Inspections Our apartments were inspected on the last day of our contract, and part of our final paycheck was withheld until the inspection. If there were any damages or additional items left in the apartment, or if the apartment was not adequately clean, a portion of our pay would be deducted. In my case, everything worked out and I received my full paycheck, but I did talk to a few teachers who were charged for certain indiscretions, such as leaving small appliances behind.
In summary, Westgate has clear rules and if one adheres to those rules, then the experience can be very positive.
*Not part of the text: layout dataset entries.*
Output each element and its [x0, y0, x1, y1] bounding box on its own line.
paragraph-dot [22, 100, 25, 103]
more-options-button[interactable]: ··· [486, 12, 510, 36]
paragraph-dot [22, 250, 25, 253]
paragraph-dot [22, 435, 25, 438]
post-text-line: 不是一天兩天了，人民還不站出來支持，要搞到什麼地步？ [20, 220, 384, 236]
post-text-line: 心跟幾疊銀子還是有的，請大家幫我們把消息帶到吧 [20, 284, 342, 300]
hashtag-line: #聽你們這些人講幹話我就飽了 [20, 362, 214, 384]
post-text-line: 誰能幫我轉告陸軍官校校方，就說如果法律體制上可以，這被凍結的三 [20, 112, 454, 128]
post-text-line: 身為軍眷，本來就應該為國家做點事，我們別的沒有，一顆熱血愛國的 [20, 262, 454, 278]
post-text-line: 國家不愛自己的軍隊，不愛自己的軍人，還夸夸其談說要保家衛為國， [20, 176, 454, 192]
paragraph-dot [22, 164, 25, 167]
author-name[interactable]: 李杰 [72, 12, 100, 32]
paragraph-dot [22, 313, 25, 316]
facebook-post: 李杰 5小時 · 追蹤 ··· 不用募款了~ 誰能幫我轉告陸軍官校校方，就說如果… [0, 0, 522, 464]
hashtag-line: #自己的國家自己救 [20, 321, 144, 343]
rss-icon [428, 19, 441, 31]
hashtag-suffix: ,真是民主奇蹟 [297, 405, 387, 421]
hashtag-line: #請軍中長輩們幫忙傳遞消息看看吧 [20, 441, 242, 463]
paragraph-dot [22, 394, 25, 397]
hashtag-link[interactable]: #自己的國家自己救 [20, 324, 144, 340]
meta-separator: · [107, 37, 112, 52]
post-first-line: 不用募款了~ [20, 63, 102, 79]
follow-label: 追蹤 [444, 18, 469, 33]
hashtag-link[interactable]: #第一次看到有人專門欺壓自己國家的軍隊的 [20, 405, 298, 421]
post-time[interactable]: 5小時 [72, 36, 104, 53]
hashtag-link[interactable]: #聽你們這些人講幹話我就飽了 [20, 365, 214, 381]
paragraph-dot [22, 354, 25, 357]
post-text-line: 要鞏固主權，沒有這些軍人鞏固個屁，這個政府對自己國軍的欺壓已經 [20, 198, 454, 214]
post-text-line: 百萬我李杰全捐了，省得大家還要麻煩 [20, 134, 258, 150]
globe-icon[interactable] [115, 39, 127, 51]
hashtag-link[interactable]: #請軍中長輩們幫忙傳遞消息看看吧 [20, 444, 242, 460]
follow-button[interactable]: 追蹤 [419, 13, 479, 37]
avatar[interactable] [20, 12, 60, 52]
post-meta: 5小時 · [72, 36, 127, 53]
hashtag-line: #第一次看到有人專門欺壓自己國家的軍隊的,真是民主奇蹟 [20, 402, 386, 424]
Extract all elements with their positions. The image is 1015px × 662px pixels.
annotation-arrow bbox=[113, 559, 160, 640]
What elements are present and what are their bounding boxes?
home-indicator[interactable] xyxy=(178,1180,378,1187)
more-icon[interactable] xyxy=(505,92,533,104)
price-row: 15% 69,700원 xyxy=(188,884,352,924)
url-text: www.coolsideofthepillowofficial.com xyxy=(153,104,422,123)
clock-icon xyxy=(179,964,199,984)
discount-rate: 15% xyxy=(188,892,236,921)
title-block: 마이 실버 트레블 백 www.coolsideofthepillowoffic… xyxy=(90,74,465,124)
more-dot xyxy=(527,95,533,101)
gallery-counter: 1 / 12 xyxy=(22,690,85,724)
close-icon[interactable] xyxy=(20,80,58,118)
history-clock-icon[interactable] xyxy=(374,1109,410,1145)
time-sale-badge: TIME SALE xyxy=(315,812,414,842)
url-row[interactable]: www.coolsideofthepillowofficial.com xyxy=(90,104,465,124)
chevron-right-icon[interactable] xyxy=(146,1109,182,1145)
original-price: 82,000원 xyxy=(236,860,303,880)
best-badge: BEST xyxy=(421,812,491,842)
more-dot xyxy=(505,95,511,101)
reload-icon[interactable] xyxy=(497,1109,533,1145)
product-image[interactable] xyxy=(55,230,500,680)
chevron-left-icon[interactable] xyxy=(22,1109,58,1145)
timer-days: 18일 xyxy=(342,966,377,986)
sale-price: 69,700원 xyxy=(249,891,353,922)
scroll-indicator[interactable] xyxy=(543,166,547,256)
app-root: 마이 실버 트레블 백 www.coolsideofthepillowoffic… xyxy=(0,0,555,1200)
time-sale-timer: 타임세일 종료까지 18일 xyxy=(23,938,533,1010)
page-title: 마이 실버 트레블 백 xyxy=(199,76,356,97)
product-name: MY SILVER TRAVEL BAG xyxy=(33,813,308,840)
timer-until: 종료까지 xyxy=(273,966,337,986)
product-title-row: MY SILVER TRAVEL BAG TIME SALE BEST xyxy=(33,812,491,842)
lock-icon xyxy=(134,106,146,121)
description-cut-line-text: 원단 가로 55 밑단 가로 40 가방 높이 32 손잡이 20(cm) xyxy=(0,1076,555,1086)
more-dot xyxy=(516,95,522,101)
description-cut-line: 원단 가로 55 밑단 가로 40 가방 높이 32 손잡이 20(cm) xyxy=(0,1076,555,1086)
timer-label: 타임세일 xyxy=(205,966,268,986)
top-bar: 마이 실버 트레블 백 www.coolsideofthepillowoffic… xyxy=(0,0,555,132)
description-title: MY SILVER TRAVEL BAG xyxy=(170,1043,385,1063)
But if the established guidelines are not followed, then it gets complicated. Most of these regulations are stated on the website and all of them are in the contract which we’re required to read before signing. They were also reviewed at the orientation, and reminders were sent to us throughout the semester.
The only thing I wish could be changed is the schedule. Eight 40-minute classes a day feels like too much. The last class ended at 7:00 p.m. and by then I was burned out. I was fortunate that my train ride home was only 25 minutes. Many teachers had hour-long commutes, some longer. I think ending the day at 6:oo p.m. would be more doable.
The end of the term got busier. In addition to our regular schedule and the prep work required for the next day’s class, there was a follow-up training session we had to complete online in order to conduct the student evaluations. There was also a questionnaire and report we had to complete during the final week.
And yet, I’m going back. For me, the pros far outweigh the cons. I loved my students – even though the schedule was too long, at least I was spending that time with mature, motivated, kind and respectful people. I loved exploring Tokyo and traveling with some of the other teachers. I enjoyed my little apartment and living in Kasukabe. There were many returning teachers, and most had very positive experiences.
The intensity of Westgate’s program is short-lived. The abbreviated contract is what draws many teachers to this company. For people looking for a teaching experience that doesn’t require a full year commitment, that is well run and very organized, I would highly recommend Westgate.
* * *
Update – 10.24.2013
Recently, I’ve been asked about the possibility of bringing pets, specifically cats, to Japan in relation to teaching with Westgate. I checked with WG staff and was told that in Japan, there are few rented accommodations that allow having pets, and Westgate’s accommodation is not an exception. I hope this helps with your planning.